Now that you know about the bacteria factory that your shoes can be, let's talk about what you can do about it.
The two main concepts are: eliminating the bacteria and creating a worse environment for them to grow in.
We'll go into further detail on both, but all shoe odor eliminating methods are going to fall into those two categories.
Following these first practices will make every other method a lot more effective.
It's nice to get a new pair of running shoes, but if you wear them everyday the stink is going to compound. Give your shoes a break and use another pair.
By giving your shoes a break it will give them time to air out and dry out between uses. This can really help to prevent your shoes from getting funky before it's too late!
For some people just changing socks can also make a big difference. Wool socks can make a big difference because they don't trap moisture the same way that cotton socks do. Some people also find that polyester just doesn't mix with their skin and can be extra smelly.
If your shoes are machine washable, throwing them in the wash machine with a towel can sometimes do the trick. Just make sure to let them air dry and do not put them in the dryer.
Most running shoes are machine washable, I like to throw a towel or two in with them just so they don't bang around too much.
Let's get ready to kick some bacteria butt! Sanitizing your stinky shoes will make a huge difference, here's how to do it.
If your shoes aren't too bad and you don't want to spend any money, some rubbing alcohol should do the trick.
Fill a small container with a bit of rubbing alcohol. Then use some cotton balls to soak up all the rubbing alcohol that was poured. Then place the alcohol soaked cotton balls into your shoes. Try to cover as much area as possible and leave your shoes overnight. Remove the cotton balls in the morning and then give your shoes another hour or two to full dry out.
If your shoes really stink, or the rubbing alcohol didn't quite do the trick, we recommend trying our natural extra strength shoe deodorizer. This spray contains the strongest ingredients that have amazing antibacterial and antifungal properties to effectively sanitize your shoes.
Spray your shoes at night, 1-3 sprays each should do the trick, then leave them to dry and air out overnight. If you can leave them outside, that works even better. This will leave your shoes smelling fresh and clean in the morning.
The final step is to prevent bacteria from forming in the future. This works especially well if you're starting with new shoes, or if you've already effectively sanitized your shoes.
The best way to prevent bacteria is by keeping your shoes dry while you're wearing them throughout the day. This will create a harder environment for the bacteria to grow in.
We already talked about this in the easy stuff section, but wearing some good wool socks will really help keep your feet dry and prevent bacteria from forming.

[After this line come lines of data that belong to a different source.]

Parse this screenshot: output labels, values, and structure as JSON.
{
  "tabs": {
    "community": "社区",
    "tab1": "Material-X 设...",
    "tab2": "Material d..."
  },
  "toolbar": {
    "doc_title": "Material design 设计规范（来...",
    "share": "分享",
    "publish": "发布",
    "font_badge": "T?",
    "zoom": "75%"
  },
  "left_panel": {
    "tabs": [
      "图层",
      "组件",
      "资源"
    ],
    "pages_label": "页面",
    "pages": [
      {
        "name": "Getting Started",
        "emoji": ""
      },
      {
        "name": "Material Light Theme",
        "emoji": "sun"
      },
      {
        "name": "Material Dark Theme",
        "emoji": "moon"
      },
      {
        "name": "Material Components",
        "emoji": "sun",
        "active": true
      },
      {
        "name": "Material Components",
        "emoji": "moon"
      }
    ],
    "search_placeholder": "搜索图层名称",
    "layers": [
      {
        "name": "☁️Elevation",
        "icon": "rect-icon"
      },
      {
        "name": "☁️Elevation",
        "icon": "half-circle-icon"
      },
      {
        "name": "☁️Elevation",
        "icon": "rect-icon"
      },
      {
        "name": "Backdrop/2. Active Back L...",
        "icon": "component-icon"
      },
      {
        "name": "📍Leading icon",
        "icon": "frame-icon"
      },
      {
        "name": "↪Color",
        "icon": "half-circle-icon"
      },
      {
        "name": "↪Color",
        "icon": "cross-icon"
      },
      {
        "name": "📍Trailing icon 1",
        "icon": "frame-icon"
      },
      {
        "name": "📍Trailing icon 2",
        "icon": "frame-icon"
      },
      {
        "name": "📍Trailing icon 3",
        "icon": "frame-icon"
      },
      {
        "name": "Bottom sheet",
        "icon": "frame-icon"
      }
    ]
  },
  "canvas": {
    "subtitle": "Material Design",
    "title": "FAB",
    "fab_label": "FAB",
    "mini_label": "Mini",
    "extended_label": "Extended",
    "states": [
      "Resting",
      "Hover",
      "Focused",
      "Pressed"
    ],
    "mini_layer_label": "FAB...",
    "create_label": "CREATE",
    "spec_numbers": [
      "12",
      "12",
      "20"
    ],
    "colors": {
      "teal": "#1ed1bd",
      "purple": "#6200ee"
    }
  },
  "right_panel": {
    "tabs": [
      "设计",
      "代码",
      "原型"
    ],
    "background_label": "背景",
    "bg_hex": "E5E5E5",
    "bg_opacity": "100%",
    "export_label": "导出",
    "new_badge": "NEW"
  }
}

Shoe powders are great at eliminating moisture and can be used in your shoes or directly on your skin.
For a powder that's touching your skin we recommend using a talc free natural powder.
The final way to help dry out your shoes is to either stuff them with some newspaper or kitty litter. You'll want to do this after you've worn them.

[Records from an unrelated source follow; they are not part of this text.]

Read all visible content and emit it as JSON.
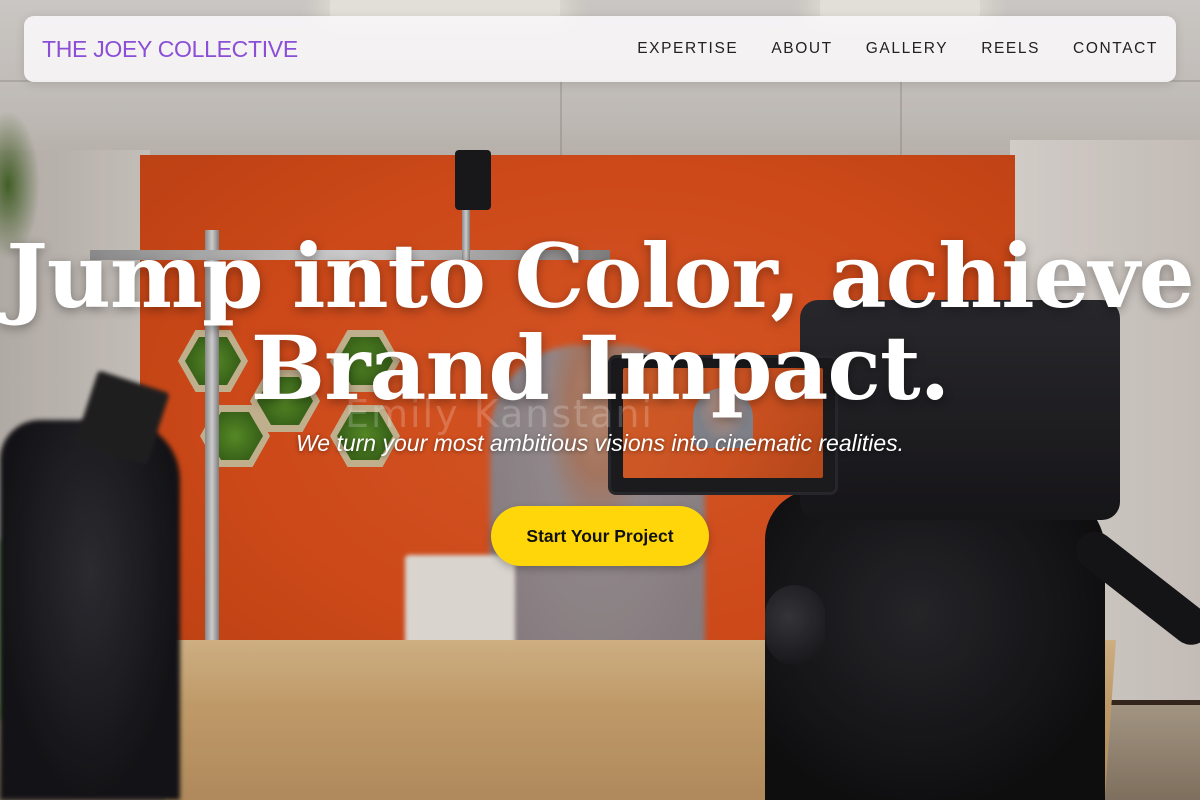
{
  "brand": {
    "name": "THE JOEY COLLECTIVE"
  },
  "nav": {
    "items": [
      {
        "label": "EXPERTISE"
      },
      {
        "label": "ABOUT"
      },
      {
        "label": "GALLERY"
      },
      {
        "label": "REELS"
      },
      {
        "label": "CONTACT"
      }
    ]
  },
  "hero": {
    "headline_line1": "Jump into Color, achieve",
    "headline_line2": "Brand Impact.",
    "subheadline": "We turn your most ambitious visions into cinematic realities.",
    "cta_label": "Start Your Project",
    "background_watermark": "Emily Kanstani"
  },
  "colors": {
    "brand_purple": "#8a4fd6",
    "cta_yellow": "#ffd60a",
    "nav_text": "#222222",
    "headline": "#ffffff"
  }
}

The downside to both of these is that you're not really preventing moisture, you're just absorbing it after. That's why we think the powder is a better solution, but these tricks can definitely help as well.

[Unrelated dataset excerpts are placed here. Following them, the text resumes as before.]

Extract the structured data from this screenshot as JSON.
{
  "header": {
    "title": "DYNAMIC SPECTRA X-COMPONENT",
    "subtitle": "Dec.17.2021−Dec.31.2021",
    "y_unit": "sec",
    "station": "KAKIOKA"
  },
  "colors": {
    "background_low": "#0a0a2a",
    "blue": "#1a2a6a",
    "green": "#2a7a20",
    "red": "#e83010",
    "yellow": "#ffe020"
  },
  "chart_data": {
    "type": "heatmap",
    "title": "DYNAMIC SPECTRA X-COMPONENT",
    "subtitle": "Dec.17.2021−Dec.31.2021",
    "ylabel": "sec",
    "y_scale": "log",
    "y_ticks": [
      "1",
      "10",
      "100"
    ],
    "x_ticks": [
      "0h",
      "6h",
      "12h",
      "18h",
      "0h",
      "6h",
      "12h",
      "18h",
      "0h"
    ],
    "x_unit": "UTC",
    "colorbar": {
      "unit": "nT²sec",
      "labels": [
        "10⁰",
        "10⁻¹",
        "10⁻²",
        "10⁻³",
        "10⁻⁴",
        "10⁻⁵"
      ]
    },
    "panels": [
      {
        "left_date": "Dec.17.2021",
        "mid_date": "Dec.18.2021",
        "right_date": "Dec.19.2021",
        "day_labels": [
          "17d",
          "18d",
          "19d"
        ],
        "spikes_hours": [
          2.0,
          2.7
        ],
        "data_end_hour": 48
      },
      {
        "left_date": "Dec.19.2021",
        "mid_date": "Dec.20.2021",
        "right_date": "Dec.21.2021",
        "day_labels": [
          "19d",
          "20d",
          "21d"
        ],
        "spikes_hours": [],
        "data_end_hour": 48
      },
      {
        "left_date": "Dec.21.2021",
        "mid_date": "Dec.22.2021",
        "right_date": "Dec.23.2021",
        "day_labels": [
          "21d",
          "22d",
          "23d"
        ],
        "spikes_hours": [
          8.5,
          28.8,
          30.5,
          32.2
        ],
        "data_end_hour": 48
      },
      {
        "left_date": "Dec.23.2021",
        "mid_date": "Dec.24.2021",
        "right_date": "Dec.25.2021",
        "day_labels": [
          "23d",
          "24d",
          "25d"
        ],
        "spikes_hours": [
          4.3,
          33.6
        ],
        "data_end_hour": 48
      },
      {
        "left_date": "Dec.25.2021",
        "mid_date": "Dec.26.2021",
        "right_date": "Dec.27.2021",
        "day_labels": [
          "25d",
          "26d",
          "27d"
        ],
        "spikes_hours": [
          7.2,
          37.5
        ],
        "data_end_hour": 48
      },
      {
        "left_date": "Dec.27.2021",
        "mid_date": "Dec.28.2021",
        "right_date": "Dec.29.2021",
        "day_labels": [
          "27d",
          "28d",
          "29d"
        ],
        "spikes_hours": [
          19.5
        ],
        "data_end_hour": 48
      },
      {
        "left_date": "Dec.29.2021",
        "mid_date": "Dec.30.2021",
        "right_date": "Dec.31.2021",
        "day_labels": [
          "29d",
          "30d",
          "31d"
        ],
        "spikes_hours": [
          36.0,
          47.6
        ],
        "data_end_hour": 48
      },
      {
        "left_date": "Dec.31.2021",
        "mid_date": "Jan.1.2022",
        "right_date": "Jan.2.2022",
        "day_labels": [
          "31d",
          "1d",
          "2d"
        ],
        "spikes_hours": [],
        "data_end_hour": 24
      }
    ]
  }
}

The newspaper is straight forward, just bunch up some news paper and stuff your shoes until they're full.
This will absorb a lot of the moisture in your shoes and help dry them out more thoroughly.
Kitty litter might seem a little weird, but it's designed to absorb odor and moisture. Grab an old sock or some pantyhose and pour in some kitty litter. You'll want to pour in just enough to fill your shoe. Once you have your kitty litter bag, stuff one inside each shoe, and leave for a few hours.
This kitty litter will help absorb any moisture in your shoes and absorb some of the odors as well.